What can bilateral injuries at the brainstem level cause?

Quadriplegia and hypertonia.

What are the characteristic symptoms of UMN lesions (upper motor neuron syndrome)?

Weakness, spasticity, clonus, hyperreflexia, Babinski sign, and Hoffman sign.

How does weakness manifest in UMN lesions?

Affects extensors of the arm and flexors of the leg.

What is the Babinski sign?

Elicited by stroking the sole of the foot; positive sign is extension of the large toe and fanning of other toes.

What is the Hoffman sign?

Babinski reflex for the upper limbs; positive sign is flexion and adduction of the thumb.

What is the function of lower motor neurons (LMNs)?

Directly innervate skeletal muscle.

What are the types of motor neurons?

Branchial, visceral, and somatic.

What are Branchial Motor Neurons?

Located in the brainstem; responsible for forming the LMNs of the cranial nerve nuclei.

What are Visceral Motor Neurons?

Component of the autonomic nervous system (ANS) and regulate smooth muscles and glands.

What are Somatic Motor Neurons?

Directly innervate skeletal muscle and relay information from the spinal cord to their target.

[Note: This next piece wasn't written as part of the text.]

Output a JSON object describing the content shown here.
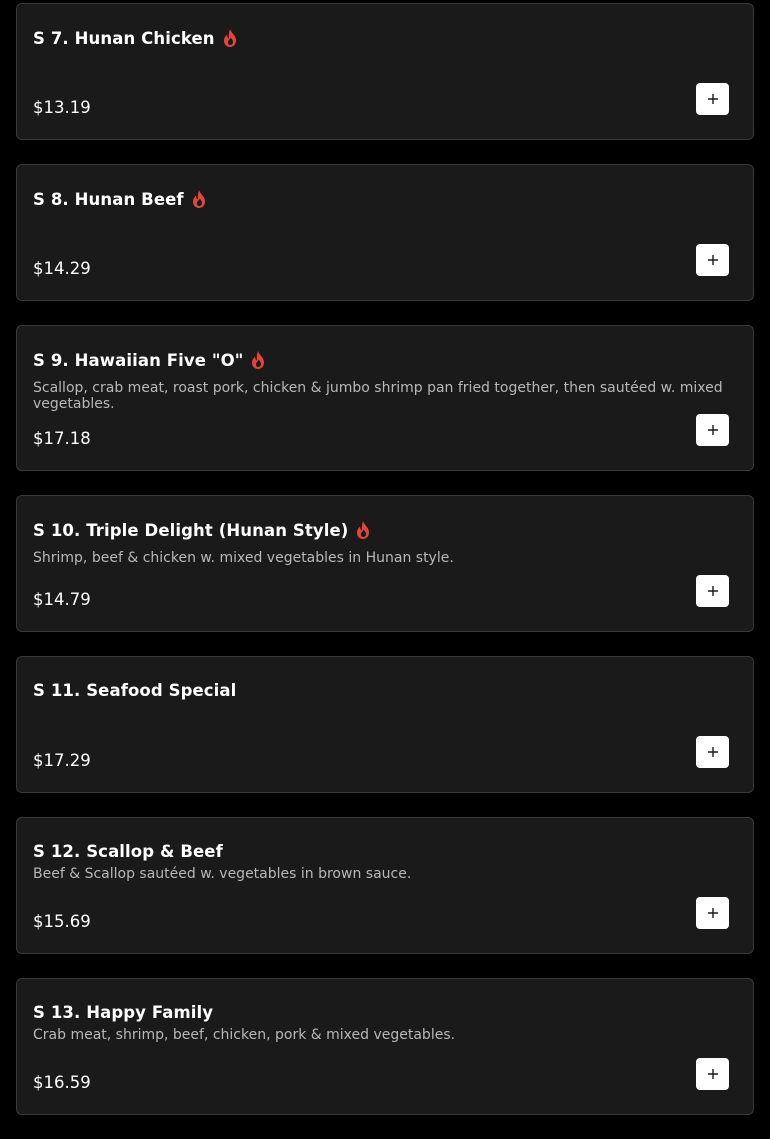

What are the types of somatic motor neurons?

Alpha, beta, and gamma.

What do Alpha motor neurons innervate?

Innervate extrafusal muscle fibers and are the primary means of skeletal muscle contraction.

What do Beta motor neurons innervate?

Poorly characterized, but they innervate both extrafusal and intrafusal fibers.

What do Gamma motor neurons innervate?

Innervate muscle spindles and dictate their sensitivity; fine-tune muscle contraction.

What is the presentation of LMN lesions?

Muscle atrophy, fasciculations (muscle twitching), decreased reflexes (hyporeflexia), decreased tone, negative Babinski sign, and flaccid paralysis.

What are classic examples of isolated LMN disease?

Poliomyelitis and spinal muscular atrophy.